Usulan kenaikan biaya haji 2024, ditegaskan harus mengedepankan nilai kemampuan jamaah atau istitha’ah.
“Kami juga harus memperhatikan aspek keadilan dalam menggunakan nilai manfaat dan mengedepankan kemampuan jemaah atau istitha’ah,” kata Wakil Ketua Komisi VIII DPR RI, Ace Hasan Syadzily dalam keterangan pers yang diterima Parlementaria, Selasa (14/11/2023).
Baca: Menag usulkan biaya haji naik menjadi Rp 105,1 juta
Menurut Ace, kenaikan biaya haji tersebut masih akan dikaji oleh Komisi VIII DPR sebagai mitra dari Kemenag.
“Usulan BPIH tahun 2024 yang disampaikan Menteri Agama sebesar Rp105.095.033. Kami akan mendalami dan bahas di Komisi VIII DPR dalam Panitia Kerja (Panja) BPIH,” ungkapnya.
“Ini juga akan dibahas proporsinya, yaitu berapa yang akan dibayar langsung jemaah atau Bipih dan diambil dari nilai manfaat yang dikelola oleh Badan Pengelola Keuangan Haji (BPKH),” tambah Ace.
Adapun BPIH dikelompokkan ke dalam dua komponen yang dibebankan langsung kepada jemaah haji atau Bipih (Biaya Perjalanan Ibadah Haji), dan komponen yang dibebankan kepada dana nilai manfaat (optimalisasi).
Baca: Gagal lunasi biaya haji, ratusan calon haji batal ke Tanah Suci
Kebijakan formulasi komponen BPIH diambil dalam rangka menyeimbangkan besaran beban jemaah dengan keberlangsungan nilai manfaat di masa yang akan datang.
Sementara anggaran BPIH meliputi komponen biaya penerbangan, akomodasi, konsumsi, transportasi, Armuzna, embarkasi/debarkasi, keimigrasian, dokumen perjalanan, hingga biaya hidup.
Ace menyebut Komisi VIII DPR akan mengkaji unsur mana saja yang mengalami kenaikan. Dengan begitu dapat diketahui alasan perubahan pada BPIH di tahun depan.

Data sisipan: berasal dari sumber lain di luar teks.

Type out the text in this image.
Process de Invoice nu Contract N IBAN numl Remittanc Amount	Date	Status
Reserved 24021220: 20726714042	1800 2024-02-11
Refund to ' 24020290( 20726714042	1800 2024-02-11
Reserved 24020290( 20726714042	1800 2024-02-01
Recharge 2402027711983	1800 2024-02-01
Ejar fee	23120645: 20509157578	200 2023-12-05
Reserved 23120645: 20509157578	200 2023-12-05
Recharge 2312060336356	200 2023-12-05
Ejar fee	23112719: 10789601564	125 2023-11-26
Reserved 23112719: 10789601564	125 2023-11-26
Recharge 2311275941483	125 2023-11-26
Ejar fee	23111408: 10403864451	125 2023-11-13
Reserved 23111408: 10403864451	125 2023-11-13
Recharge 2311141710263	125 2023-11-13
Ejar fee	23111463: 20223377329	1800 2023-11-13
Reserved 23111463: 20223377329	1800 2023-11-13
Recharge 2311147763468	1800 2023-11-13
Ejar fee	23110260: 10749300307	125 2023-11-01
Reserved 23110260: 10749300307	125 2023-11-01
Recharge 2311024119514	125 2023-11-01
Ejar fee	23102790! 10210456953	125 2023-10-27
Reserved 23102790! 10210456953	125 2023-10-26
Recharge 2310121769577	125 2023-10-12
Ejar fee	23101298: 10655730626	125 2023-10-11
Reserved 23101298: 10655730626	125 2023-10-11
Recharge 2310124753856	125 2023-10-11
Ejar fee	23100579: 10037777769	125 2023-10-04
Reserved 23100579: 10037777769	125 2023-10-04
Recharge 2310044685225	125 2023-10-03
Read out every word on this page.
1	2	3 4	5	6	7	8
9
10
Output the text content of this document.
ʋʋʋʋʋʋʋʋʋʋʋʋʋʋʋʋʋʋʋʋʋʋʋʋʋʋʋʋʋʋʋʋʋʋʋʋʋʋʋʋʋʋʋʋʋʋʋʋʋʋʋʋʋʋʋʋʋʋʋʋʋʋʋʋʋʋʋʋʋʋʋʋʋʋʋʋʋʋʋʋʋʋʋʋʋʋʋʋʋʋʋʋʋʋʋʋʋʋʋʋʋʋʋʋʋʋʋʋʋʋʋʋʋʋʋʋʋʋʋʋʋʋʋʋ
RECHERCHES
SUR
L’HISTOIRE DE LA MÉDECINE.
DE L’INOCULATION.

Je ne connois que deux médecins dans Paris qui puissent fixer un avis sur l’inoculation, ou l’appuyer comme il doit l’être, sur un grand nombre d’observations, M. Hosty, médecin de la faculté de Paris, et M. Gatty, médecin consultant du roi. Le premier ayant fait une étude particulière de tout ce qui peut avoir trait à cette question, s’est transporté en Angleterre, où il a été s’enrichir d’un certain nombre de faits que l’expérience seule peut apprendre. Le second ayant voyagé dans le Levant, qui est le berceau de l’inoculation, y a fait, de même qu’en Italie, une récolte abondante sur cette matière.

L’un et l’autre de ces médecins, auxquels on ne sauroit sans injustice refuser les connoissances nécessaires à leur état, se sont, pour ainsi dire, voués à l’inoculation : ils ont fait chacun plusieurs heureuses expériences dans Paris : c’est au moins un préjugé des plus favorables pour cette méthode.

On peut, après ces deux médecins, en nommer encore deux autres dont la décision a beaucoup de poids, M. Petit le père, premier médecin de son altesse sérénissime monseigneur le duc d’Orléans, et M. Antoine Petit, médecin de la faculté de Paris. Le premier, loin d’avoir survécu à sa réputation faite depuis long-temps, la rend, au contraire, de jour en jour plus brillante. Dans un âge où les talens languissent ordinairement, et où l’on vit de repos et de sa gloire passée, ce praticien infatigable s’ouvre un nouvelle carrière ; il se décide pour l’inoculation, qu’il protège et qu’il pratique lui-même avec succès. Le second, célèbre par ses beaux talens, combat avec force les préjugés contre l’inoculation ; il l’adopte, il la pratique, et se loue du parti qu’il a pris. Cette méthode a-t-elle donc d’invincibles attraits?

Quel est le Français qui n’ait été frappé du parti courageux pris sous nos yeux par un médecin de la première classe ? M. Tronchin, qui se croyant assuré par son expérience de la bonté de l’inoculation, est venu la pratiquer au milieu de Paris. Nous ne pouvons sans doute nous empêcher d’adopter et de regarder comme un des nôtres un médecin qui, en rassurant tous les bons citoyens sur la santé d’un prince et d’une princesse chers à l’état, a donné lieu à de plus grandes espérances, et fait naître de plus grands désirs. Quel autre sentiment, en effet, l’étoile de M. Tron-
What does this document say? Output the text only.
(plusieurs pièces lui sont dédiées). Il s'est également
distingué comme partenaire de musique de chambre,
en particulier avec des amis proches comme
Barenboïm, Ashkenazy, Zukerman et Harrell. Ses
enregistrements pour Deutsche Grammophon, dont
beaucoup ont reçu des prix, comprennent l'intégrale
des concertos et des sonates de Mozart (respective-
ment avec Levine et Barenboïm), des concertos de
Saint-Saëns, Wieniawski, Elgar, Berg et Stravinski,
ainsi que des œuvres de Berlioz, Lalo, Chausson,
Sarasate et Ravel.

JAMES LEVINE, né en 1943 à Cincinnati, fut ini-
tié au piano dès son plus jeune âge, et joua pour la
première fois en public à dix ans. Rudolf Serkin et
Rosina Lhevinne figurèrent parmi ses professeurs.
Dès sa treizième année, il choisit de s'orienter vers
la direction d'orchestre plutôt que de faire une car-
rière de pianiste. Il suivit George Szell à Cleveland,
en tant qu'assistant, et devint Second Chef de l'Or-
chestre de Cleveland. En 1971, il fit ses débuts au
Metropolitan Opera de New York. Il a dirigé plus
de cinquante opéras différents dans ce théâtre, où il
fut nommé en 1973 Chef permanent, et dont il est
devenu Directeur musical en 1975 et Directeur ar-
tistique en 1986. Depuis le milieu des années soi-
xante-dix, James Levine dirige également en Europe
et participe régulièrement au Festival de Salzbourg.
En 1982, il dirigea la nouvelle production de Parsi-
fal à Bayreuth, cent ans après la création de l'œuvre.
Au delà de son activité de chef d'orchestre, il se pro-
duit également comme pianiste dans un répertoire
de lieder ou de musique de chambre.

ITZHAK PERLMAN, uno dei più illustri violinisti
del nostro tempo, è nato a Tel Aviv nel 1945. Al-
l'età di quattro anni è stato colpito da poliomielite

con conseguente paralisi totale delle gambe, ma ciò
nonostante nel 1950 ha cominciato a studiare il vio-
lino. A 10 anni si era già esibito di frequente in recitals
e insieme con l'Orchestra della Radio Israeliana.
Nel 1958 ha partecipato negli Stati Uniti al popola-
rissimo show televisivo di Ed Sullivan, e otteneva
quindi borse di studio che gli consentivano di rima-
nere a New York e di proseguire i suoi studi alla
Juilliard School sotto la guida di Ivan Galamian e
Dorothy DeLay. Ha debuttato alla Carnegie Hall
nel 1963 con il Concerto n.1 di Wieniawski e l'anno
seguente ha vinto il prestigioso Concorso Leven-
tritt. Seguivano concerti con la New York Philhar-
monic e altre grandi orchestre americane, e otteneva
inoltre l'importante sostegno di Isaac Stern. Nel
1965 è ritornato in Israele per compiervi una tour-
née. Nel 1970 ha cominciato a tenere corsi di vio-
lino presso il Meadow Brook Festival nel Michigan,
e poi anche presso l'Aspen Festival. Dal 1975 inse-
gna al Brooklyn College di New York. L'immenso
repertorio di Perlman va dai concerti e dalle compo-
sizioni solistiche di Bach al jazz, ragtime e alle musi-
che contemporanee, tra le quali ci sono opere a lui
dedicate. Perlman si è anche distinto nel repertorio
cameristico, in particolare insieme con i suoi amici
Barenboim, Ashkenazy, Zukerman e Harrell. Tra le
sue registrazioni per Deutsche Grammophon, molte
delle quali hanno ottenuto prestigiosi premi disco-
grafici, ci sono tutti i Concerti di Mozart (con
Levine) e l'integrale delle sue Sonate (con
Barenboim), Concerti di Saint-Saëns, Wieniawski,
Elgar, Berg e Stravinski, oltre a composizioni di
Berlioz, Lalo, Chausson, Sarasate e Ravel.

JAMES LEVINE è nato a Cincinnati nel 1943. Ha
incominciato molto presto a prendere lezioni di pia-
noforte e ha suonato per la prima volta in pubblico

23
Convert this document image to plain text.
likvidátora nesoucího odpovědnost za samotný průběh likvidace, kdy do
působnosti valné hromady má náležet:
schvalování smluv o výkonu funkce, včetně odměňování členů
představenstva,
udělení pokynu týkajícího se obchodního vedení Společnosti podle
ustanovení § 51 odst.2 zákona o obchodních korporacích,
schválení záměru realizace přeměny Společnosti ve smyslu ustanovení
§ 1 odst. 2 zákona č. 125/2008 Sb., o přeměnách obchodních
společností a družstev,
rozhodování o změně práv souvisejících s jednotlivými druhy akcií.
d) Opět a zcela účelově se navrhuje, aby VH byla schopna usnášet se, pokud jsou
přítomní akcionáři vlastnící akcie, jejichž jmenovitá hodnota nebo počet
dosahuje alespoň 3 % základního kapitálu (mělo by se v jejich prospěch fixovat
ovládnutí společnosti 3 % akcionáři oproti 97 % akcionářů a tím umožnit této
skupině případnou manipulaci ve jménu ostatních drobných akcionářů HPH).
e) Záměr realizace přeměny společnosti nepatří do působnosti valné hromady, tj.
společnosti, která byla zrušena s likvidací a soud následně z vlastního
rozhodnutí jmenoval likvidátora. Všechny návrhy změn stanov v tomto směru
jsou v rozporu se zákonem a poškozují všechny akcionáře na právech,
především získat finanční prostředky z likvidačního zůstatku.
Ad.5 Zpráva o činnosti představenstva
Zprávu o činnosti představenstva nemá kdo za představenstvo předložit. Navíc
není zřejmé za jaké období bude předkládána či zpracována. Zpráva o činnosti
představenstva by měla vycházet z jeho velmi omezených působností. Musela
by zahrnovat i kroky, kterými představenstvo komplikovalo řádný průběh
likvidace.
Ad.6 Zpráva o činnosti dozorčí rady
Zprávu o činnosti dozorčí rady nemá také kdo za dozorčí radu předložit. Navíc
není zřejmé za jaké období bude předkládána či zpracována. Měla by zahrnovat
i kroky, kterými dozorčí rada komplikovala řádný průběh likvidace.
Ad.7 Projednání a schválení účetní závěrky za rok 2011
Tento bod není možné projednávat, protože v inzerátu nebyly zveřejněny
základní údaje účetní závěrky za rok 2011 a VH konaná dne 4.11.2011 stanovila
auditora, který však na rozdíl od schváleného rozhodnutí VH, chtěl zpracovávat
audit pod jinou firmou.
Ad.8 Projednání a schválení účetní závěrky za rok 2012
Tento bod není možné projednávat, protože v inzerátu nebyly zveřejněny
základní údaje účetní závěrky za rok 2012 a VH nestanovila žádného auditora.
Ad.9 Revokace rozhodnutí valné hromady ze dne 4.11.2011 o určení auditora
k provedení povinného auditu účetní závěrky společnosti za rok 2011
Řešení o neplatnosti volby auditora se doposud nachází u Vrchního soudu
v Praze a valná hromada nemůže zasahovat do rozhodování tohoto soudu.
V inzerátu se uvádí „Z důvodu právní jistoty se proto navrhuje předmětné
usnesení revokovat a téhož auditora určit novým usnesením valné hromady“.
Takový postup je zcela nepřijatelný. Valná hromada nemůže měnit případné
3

“Kami akan telisik di mana letak kenaikan biaya yang diusulkan Kementerian Agama RI. Apa saja komponen biaya Haji yang mengalami kenaikan. Apa saja biaya yang mengalami kenaikan itu, baik di Arab Saudi maupun layanan dalam negeri,” jelas Ace.
Baca: Kuota haji 2024 ditambah 20.000 diharapkan pangkas masa tunggu
Komisi VIII ini berkomitmen untuk menyelesaikan persoalan biaya pemberangkatan jemaah Indonesia ke tanah suci.
Tentunya, tegas Ace, dengan mengedepankan nilai kemampuan dan kesanggupan para jemaah haji asal Indonesia.
“Pada prinsipnya, kami Komisi VIII DPR RI akan berusaha biaya Haji yang dibayar jemaah tahun depan tidak terlalu jauh kenaikannya dibanding tahun sebelumnya,” tutur Legislator dari Dapil Jawa Barat II tersebut.
Sekalipun ada kenaikan, Ace mengingatkan Pemerintah untuk memperbaiki sistem pelaksanaan ibadah Haji.
Harapannya, agar kekurangan yang sempat banyak terjadi saat ibadah Haji sebelumnya tidak terulang kembali di masa yang akan datang.
Baca: Masa tunggu lama mebuat banyak warga berangkat haji saat lansia
Sehingga, jemaah Haji Indonesia bisa menjalankan rukun islam ke-5 tersebut dengan khusyuk dan tawadhu. Kenaikan biaya haji harus dibarengi dengan peningkatan fasilitas.
“Tentu kami ingin mendorong agar pelayanan jamaah dan fasilitas untuk haji tahun depan jauh lebih baik dari tahun-tahun sebelumnya,” pungkas Ace.